Americans don’t eat very many savory pies. And that’s a shame. Because, as the United Kingdom, Ireland, Australia and New Zealand already know, savory pies are bloody delicious!
From meat pie in England to quiche in France, empanadas in Latin America to bunny chow in Africa and good old pot pie in Anytown, USA, many cultures bake up comforting, portable pies. There are a few pie shops popping up across the U.S., such as Pie Face and Dub Pies in New York City, Panbury Pie in Atlanta, PIE in Seattle and The Proper Pie Co. in Virginia.
But it’s not just the commercial side getting in on the action. At the University of Northern Colorado (UNC) in Greeley, Chef Aran Essig and Pastry Chef Jen Moore have gotten in on the savory pie trend in a major way with Pie Café, a concept that opened in January on the first floor of UNC’s Campus Commons, a $73.6 million new building on campus.
Savory pies are “not a major trend you see,” Essig says. “Not yet…maybe we’re ahead of the curve.”
Photo: Pastry chef Jen Moore restocking pies
Essig and Moore have traveled far away from American apple pie to the UK and Australia and were charmed by the selection of savory pies and the way they’re offered in other parts of the globe.
“We talked to people who grew up in Africa, and they said pie shops are everywhere; they’re like the corner bakery,” Essig says.

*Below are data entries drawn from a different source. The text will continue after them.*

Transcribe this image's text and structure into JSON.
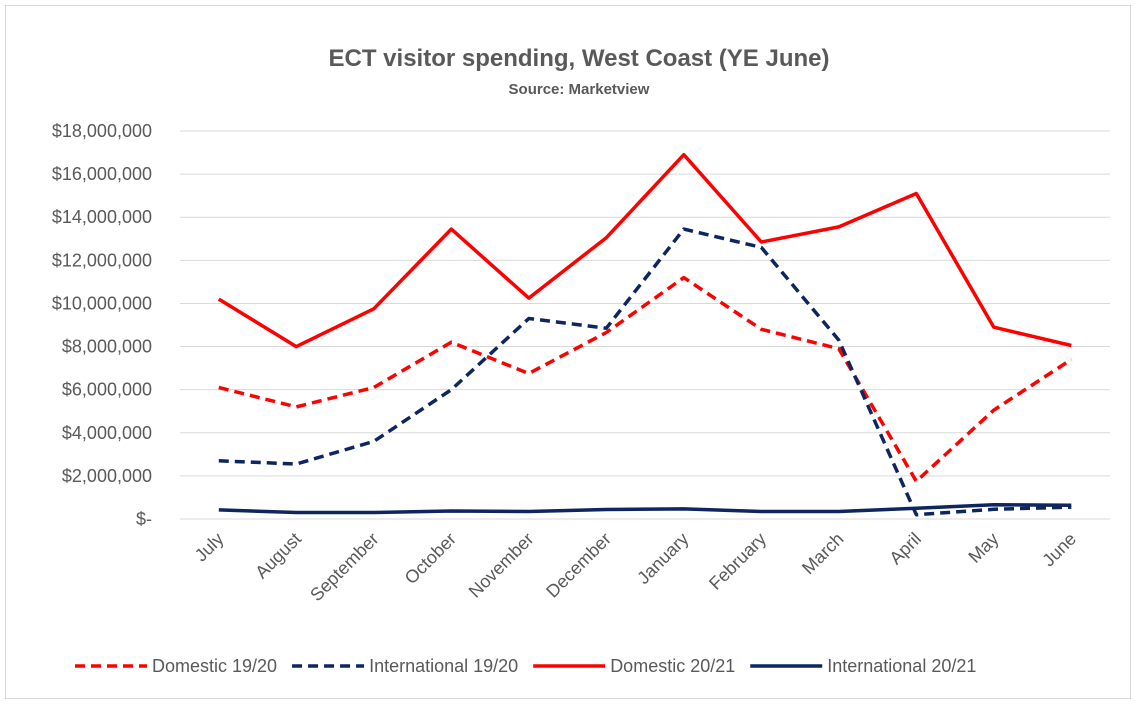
{
  "chart_data": {
    "type": "line",
    "title": "ECT visitor spending, West Coast (YE June)",
    "subtitle": "Source: Marketview",
    "xlabel": "",
    "ylabel": "",
    "categories": [
      "July",
      "August",
      "September",
      "October",
      "November",
      "December",
      "January",
      "February",
      "March",
      "April",
      "May",
      "June"
    ],
    "y_tick_labels": [
      "$-",
      "$2,000,000",
      "$4,000,000",
      "$6,000,000",
      "$8,000,000",
      "$10,000,000",
      "$12,000,000",
      "$14,000,000",
      "$16,000,000",
      "$18,000,000"
    ],
    "ylim": [
      0,
      18000000
    ],
    "y_step": 2000000,
    "grid": true,
    "legend_position": "bottom",
    "series": [
      {
        "name": "Domestic 19/20",
        "color": "#ff0000",
        "dash": "dashed",
        "values": [
          6100000,
          5200000,
          6100000,
          8200000,
          6750000,
          8650000,
          11200000,
          8800000,
          7900000,
          1750000,
          5050000,
          7400000
        ]
      },
      {
        "name": "International 19/20",
        "color": "#0d2660",
        "dash": "dashed",
        "values": [
          2700000,
          2550000,
          3600000,
          6000000,
          9300000,
          8850000,
          13450000,
          12600000,
          8300000,
          200000,
          450000,
          550000
        ]
      },
      {
        "name": "Domestic 20/21",
        "color": "#ff0000",
        "dash": "solid",
        "values": [
          10200000,
          8000000,
          9750000,
          13450000,
          10250000,
          13050000,
          16900000,
          12850000,
          13550000,
          15100000,
          8900000,
          8050000
        ]
      },
      {
        "name": "International 20/21",
        "color": "#0d2660",
        "dash": "solid",
        "values": [
          420000,
          300000,
          300000,
          370000,
          350000,
          440000,
          470000,
          350000,
          350000,
          500000,
          660000,
          640000
        ]
      }
    ]
  }
}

The foodservice team had been working with the dietetics and food science schools to develop the concept, which led to rigorous research into the pie dough in particular.

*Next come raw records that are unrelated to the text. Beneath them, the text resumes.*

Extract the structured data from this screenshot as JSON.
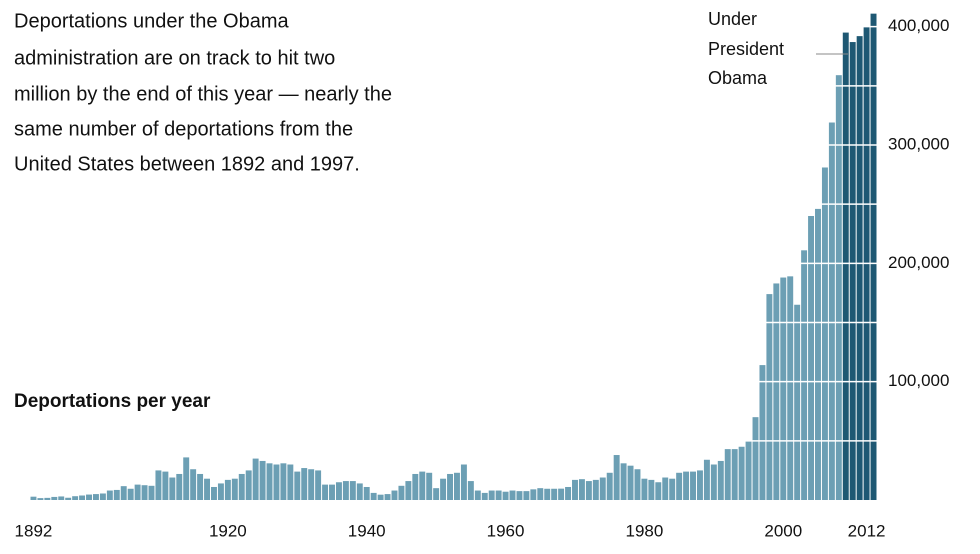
{
  "chart_data": {
    "type": "bar",
    "title_lines": [
      "Deportations under the Obama",
      "administration are on track to hit two",
      "million by the end of this year — nearly the",
      "same number of deportations from the",
      "United States between 1892 and 1997."
    ],
    "subtitle": "Deportations per year",
    "annotation_lines": [
      "Under",
      "President",
      "Obama"
    ],
    "x": [
      1892,
      1893,
      1894,
      1895,
      1896,
      1897,
      1898,
      1899,
      1900,
      1901,
      1902,
      1903,
      1904,
      1905,
      1906,
      1907,
      1908,
      1909,
      1910,
      1911,
      1912,
      1913,
      1914,
      1915,
      1916,
      1917,
      1918,
      1919,
      1920,
      1921,
      1922,
      1923,
      1924,
      1925,
      1926,
      1927,
      1928,
      1929,
      1930,
      1931,
      1932,
      1933,
      1934,
      1935,
      1936,
      1937,
      1938,
      1939,
      1940,
      1941,
      1942,
      1943,
      1944,
      1945,
      1946,
      1947,
      1948,
      1949,
      1950,
      1951,
      1952,
      1953,
      1954,
      1955,
      1956,
      1957,
      1958,
      1959,
      1960,
      1961,
      1962,
      1963,
      1964,
      1965,
      1966,
      1967,
      1968,
      1969,
      1970,
      1971,
      1972,
      1973,
      1974,
      1975,
      1976,
      1977,
      1978,
      1979,
      1980,
      1981,
      1982,
      1983,
      1984,
      1985,
      1986,
      1987,
      1988,
      1989,
      1990,
      1991,
      1992,
      1993,
      1994,
      1995,
      1996,
      1997,
      1998,
      1999,
      2000,
      2001,
      2002,
      2003,
      2004,
      2005,
      2006,
      2007,
      2008,
      2009,
      2010,
      2011,
      2012,
      2013
    ],
    "values": [
      2800,
      1600,
      1800,
      2600,
      3000,
      1900,
      3200,
      3800,
      4600,
      5000,
      5500,
      8000,
      8500,
      11700,
      9500,
      13000,
      12500,
      12000,
      25000,
      24000,
      19000,
      22000,
      36000,
      26000,
      22000,
      18000,
      11000,
      14000,
      17000,
      18000,
      22000,
      25000,
      35000,
      33000,
      31000,
      30000,
      31000,
      30000,
      24000,
      27000,
      26000,
      25000,
      13000,
      13000,
      15000,
      16000,
      16000,
      14000,
      11000,
      6000,
      4500,
      5000,
      8000,
      12000,
      16000,
      22000,
      24000,
      23000,
      10000,
      18000,
      22000,
      23000,
      30000,
      16000,
      8000,
      6000,
      8000,
      8000,
      7000,
      8000,
      7500,
      7500,
      9000,
      10000,
      9500,
      9500,
      9600,
      11000,
      17000,
      17600,
      16000,
      17000,
      19000,
      23000,
      38000,
      31000,
      29000,
      26000,
      18000,
      17000,
      15000,
      19000,
      18000,
      23000,
      24000,
      24000,
      25000,
      34000,
      30000,
      33000,
      43000,
      43000,
      45000,
      50000,
      70000,
      114000,
      174000,
      183000,
      188000,
      189000,
      165000,
      211000,
      240000,
      246000,
      281000,
      319000,
      359000,
      395000,
      387000,
      392000,
      400000,
      411000
    ],
    "color": "#6c9fb4",
    "highlight": {
      "from": 2009,
      "color": "#1e5873"
    },
    "xlim": [
      1891.5,
      2013.5
    ],
    "xticks": [
      1892,
      1920,
      1940,
      1960,
      1980,
      2000,
      2012
    ],
    "ylim": [
      0,
      420000
    ],
    "yticks": [
      {
        "value": 100000,
        "label": "100,000"
      },
      {
        "value": 200000,
        "label": "200,000"
      },
      {
        "value": 300000,
        "label": "300,000"
      },
      {
        "value": 400000,
        "label": "400,000"
      }
    ],
    "grid_lines": [
      50000,
      100000,
      150000,
      200000,
      250000,
      300000,
      350000,
      400000
    ],
    "grid_color": "#ffffff"
  }
}
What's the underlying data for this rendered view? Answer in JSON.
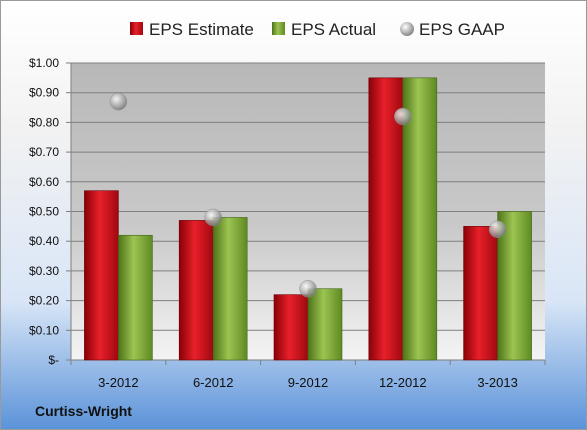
{
  "company_label": "Curtiss-Wright",
  "chart_data": {
    "type": "bar",
    "categories": [
      "3-2012",
      "6-2012",
      "9-2012",
      "12-2012",
      "3-2013"
    ],
    "series": [
      {
        "name": "EPS Estimate",
        "type": "bar",
        "color": "#c0101a",
        "values": [
          0.57,
          0.47,
          0.22,
          0.95,
          0.45
        ]
      },
      {
        "name": "EPS Actual",
        "type": "bar",
        "color": "#6f9a2a",
        "values": [
          0.42,
          0.48,
          0.24,
          0.95,
          0.5
        ]
      },
      {
        "name": "EPS GAAP",
        "type": "scatter",
        "color": "#a8a8a8",
        "values": [
          0.87,
          0.48,
          0.24,
          0.82,
          0.44
        ]
      }
    ],
    "y_ticks": [
      "$-",
      "$0.10",
      "$0.20",
      "$0.30",
      "$0.40",
      "$0.50",
      "$0.60",
      "$0.70",
      "$0.80",
      "$0.90",
      "$1.00"
    ],
    "ylim": [
      0,
      1.0
    ],
    "grid": true,
    "legend_position": "top"
  }
}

“They helped us in researching all types of flour,” Essig says. “We wanted a crust that’s flaky, but not messy…tender but will hold up to eating by hand.”
Lots of adjustments of flour, butter, liquids and mixing methods were made, and after months and months of testing, the perfect pie dough for the Pie Café concept emerged. A custom-made 4 ½-inch pie pan made at a local welding shop was another piece of the puzzle. Pie weights for blind baking pie crusts for quiche or cream-based pies, traditionally a handful of loose marbles or beads, were made from a ball chain, measured into the exact length needed and there’s no risk of spilling all over the floor, Essig says.

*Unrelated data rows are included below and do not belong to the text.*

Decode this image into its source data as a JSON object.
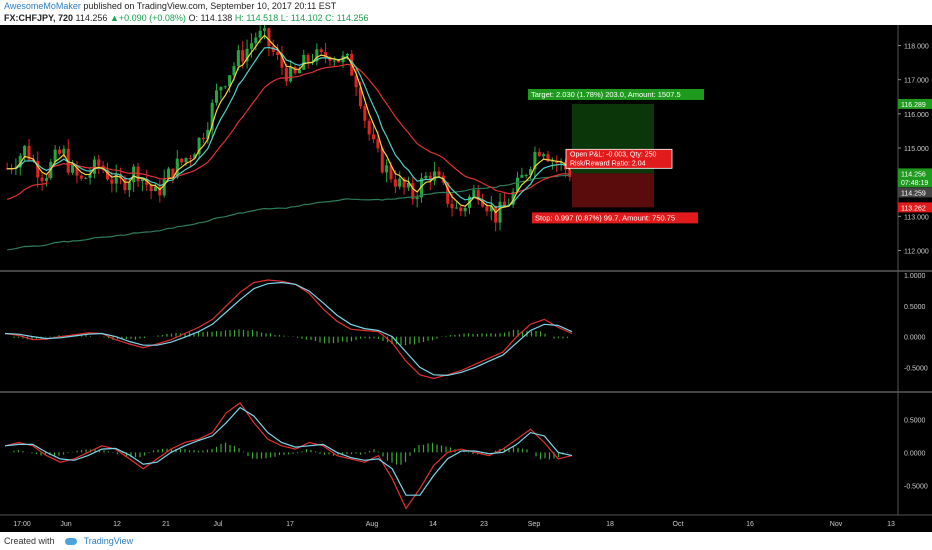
{
  "header": {
    "author": "AwesomeMoMaker",
    "published_text": " published on TradingView.com, September 10, 2017 20:11 EST"
  },
  "symbol_bar": {
    "symbol": "FX:CHFJPY, 720",
    "last": "114.256",
    "change": "+0.090 (+0.08%)",
    "open": "O: 114.138",
    "high": "H: 114.518",
    "low": "L: 114.102",
    "close": "C: 114.256"
  },
  "footer": {
    "created_with": "Created with",
    "brand": "TradingView"
  },
  "colors": {
    "bull": "#26a641",
    "bear": "#e02323",
    "ma_fast": "#f5d442",
    "ma_mid": "#4fd1c5",
    "ma_slow": "#e03131",
    "ma_long": "#2e7d5b",
    "target_bg": "#1e9b1e",
    "stop_bg": "#e11b1b"
  },
  "chart_data": [
    {
      "type": "candlestick",
      "pane": "price",
      "y_ticks": [
        "118.000",
        "117.000",
        "116.000",
        "115.000",
        "114.000",
        "113.000",
        "112.000"
      ],
      "ylim": [
        111.4,
        118.6
      ],
      "x_ticks": [
        "17:00",
        "Jun",
        "12",
        "21",
        "Jul",
        "17",
        "Aug",
        "14",
        "23",
        "Sep",
        "18",
        "Oct",
        "16",
        "Nov",
        "13"
      ],
      "price_path": [
        114.4,
        114.7,
        115.0,
        114.5,
        114.2,
        114.6,
        114.9,
        114.3,
        114.0,
        114.3,
        114.5,
        114.2,
        113.9,
        114.1,
        114.4,
        114.0,
        113.6,
        114.0,
        114.4,
        114.6,
        114.9,
        115.3,
        116.0,
        116.8,
        117.2,
        117.6,
        117.9,
        118.3,
        118.2,
        117.7,
        117.3,
        117.0,
        117.4,
        117.7,
        117.6,
        117.8,
        117.6,
        117.5,
        116.9,
        115.6,
        114.8,
        114.4,
        114.1,
        113.8,
        113.6,
        114.0,
        114.3,
        113.9,
        113.4,
        113.1,
        113.5,
        113.8,
        113.4,
        113.0,
        113.3,
        113.7,
        114.2,
        114.8,
        115.1,
        114.7,
        114.5,
        114.3
      ],
      "annotations": {
        "price_labels": [
          {
            "price": 116.289,
            "text": "116.289",
            "bg": "#1e9b1e"
          },
          {
            "price": 114.256,
            "text": "114.256",
            "bg": "#1e9b1e"
          },
          {
            "price": 114.0,
            "text": "07:48:19",
            "bg": "#1e9b1e"
          },
          {
            "price": 113.7,
            "text": "114.259",
            "bg": "#444444"
          },
          {
            "price": 113.262,
            "text": "113.262",
            "bg": "#e11b1b"
          }
        ],
        "target_label": "Target: 2.030 (1.78%) 203.0, Amount: 1507.5",
        "stop_label": "Stop: 0.997 (0.87%) 99.7, Amount: 750.75",
        "pnl_label": "Open P&L: -0.003, Qty: 250",
        "rr_label": "Risk/Reward Ratio: 2.04",
        "target_price": 116.289,
        "entry_price": 114.259,
        "stop_price": 113.262
      }
    },
    {
      "type": "line+histogram",
      "pane": "macd",
      "y_ticks": [
        "1.0000",
        "0.5000",
        "0.0000",
        "-0.5000"
      ],
      "ylim": [
        -0.9,
        1.05
      ],
      "macd": [
        0.05,
        0.02,
        -0.05,
        -0.04,
        0.0,
        0.03,
        0.06,
        0.05,
        -0.05,
        -0.12,
        -0.18,
        -0.12,
        -0.05,
        0.05,
        0.15,
        0.28,
        0.5,
        0.72,
        0.88,
        0.92,
        0.9,
        0.85,
        0.7,
        0.45,
        0.25,
        0.12,
        0.1,
        0.08,
        -0.1,
        -0.4,
        -0.62,
        -0.68,
        -0.62,
        -0.55,
        -0.45,
        -0.35,
        -0.25,
        0.0,
        0.2,
        0.28,
        0.15,
        0.05
      ],
      "signal": [
        0.05,
        0.04,
        0.0,
        -0.03,
        -0.02,
        0.01,
        0.04,
        0.05,
        0.0,
        -0.08,
        -0.14,
        -0.14,
        -0.09,
        -0.01,
        0.08,
        0.2,
        0.4,
        0.6,
        0.78,
        0.86,
        0.88,
        0.85,
        0.74,
        0.55,
        0.35,
        0.2,
        0.13,
        0.1,
        0.0,
        -0.25,
        -0.5,
        -0.62,
        -0.63,
        -0.58,
        -0.5,
        -0.4,
        -0.3,
        -0.1,
        0.1,
        0.2,
        0.18,
        0.08
      ],
      "hist": [
        0.0,
        -0.02,
        -0.05,
        -0.01,
        0.02,
        0.02,
        0.02,
        0.0,
        -0.05,
        -0.04,
        -0.04,
        0.02,
        0.04,
        0.06,
        0.07,
        0.08,
        0.1,
        0.12,
        0.1,
        0.06,
        0.02,
        0.0,
        -0.04,
        -0.1,
        -0.1,
        -0.08,
        -0.03,
        -0.02,
        -0.1,
        -0.15,
        -0.12,
        -0.06,
        0.01,
        0.03,
        0.05,
        0.05,
        0.05,
        0.1,
        0.1,
        0.08,
        -0.03,
        -0.03
      ]
    },
    {
      "type": "line+histogram",
      "pane": "oscillator",
      "y_ticks": [
        "0.5000",
        "0.0000",
        "-0.5000"
      ],
      "ylim": [
        -0.95,
        0.9
      ],
      "line1": [
        0.1,
        0.15,
        0.1,
        -0.05,
        -0.15,
        -0.1,
        0.0,
        0.1,
        0.05,
        -0.1,
        -0.25,
        -0.1,
        0.05,
        0.15,
        0.2,
        0.3,
        0.6,
        0.75,
        0.45,
        0.2,
        0.1,
        0.05,
        0.15,
        0.1,
        -0.05,
        -0.1,
        -0.15,
        -0.05,
        -0.4,
        -0.85,
        -0.55,
        -0.2,
        0.0,
        0.05,
        0.0,
        -0.05,
        0.05,
        0.2,
        0.35,
        0.15,
        -0.1,
        -0.05
      ],
      "line2": [
        0.1,
        0.12,
        0.12,
        0.0,
        -0.1,
        -0.12,
        -0.05,
        0.05,
        0.06,
        -0.04,
        -0.18,
        -0.15,
        0.0,
        0.1,
        0.18,
        0.25,
        0.45,
        0.68,
        0.55,
        0.3,
        0.15,
        0.08,
        0.1,
        0.12,
        0.0,
        -0.08,
        -0.12,
        -0.1,
        -0.25,
        -0.65,
        -0.65,
        -0.35,
        -0.1,
        0.02,
        0.02,
        -0.02,
        0.0,
        0.12,
        0.3,
        0.25,
        0.0,
        -0.05
      ],
      "hist": [
        0.0,
        0.03,
        -0.02,
        -0.05,
        -0.05,
        0.02,
        0.05,
        0.05,
        -0.01,
        -0.06,
        -0.07,
        0.05,
        0.05,
        0.05,
        0.02,
        0.05,
        0.15,
        0.07,
        -0.1,
        -0.1,
        -0.05,
        -0.03,
        0.05,
        -0.02,
        -0.05,
        -0.02,
        -0.03,
        0.05,
        -0.15,
        -0.2,
        0.1,
        0.15,
        0.1,
        0.03,
        -0.02,
        -0.03,
        0.05,
        0.08,
        0.05,
        -0.1,
        -0.1,
        0.0
      ]
    }
  ]
}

The team created a gluten-free dough, and while it’s not kept away from the other dough, people with gluten sensitivities have reported no problems thus far. “We let our customers know there is flour in the place,” Essig says.
After the fine-tuning of the dough came the fun part: creating hundreds of new savory pie flavors (and a few sweet). The first prototypes were classic American chicken pot pie and a savory beef pie. “We expanded from there and now there are about 150 varieties,” Essig says.
The amazing variety of pies include curry pot pies with shrimp and red curry, Australian meat pie with ground beef and onion, sweet potato pot pie with rosemary and pork, vegan artichoke and white bean and Moroccan lamb and apricot to name a few.
The Moroccan lamb pies, made with Colorado lamb (leg inside round cuts) provided a chance to combine sweet and savory into one pie, thanks to the apricot and the warm spices, Essig says.
Photo: Moroccan lamb and apricot pie
Essig is also psyched about a chicken cordon bleu with hunks of chicken, ham and cheese in a pie crust. “We just kept brainstorming different ingredients,” he says, “taking classic dishes and making them in to pies.”
There are still lots of flavors to be explored, since “just about every country has a pie,” Essig says, adding that he’ll be looking at Jamaican savory pies that contain spicy achiote paste in the crust and possibly “bunny chow,” the African meat and bread snack.
The menu changes daily with the most popular pies served every day, and about 200 pies are served. There’s also fun item called pie fries: pie crust strips tossed in cinnamon and sugar and served with a choice of icing or cherry pie dipping sauce. Larger pies can be made for special events.
There’s a big selection of coffee drinks, including “Bearccinos,” chai tea, matcha tea, wellness tea, espresso, smoothies and fresh juice.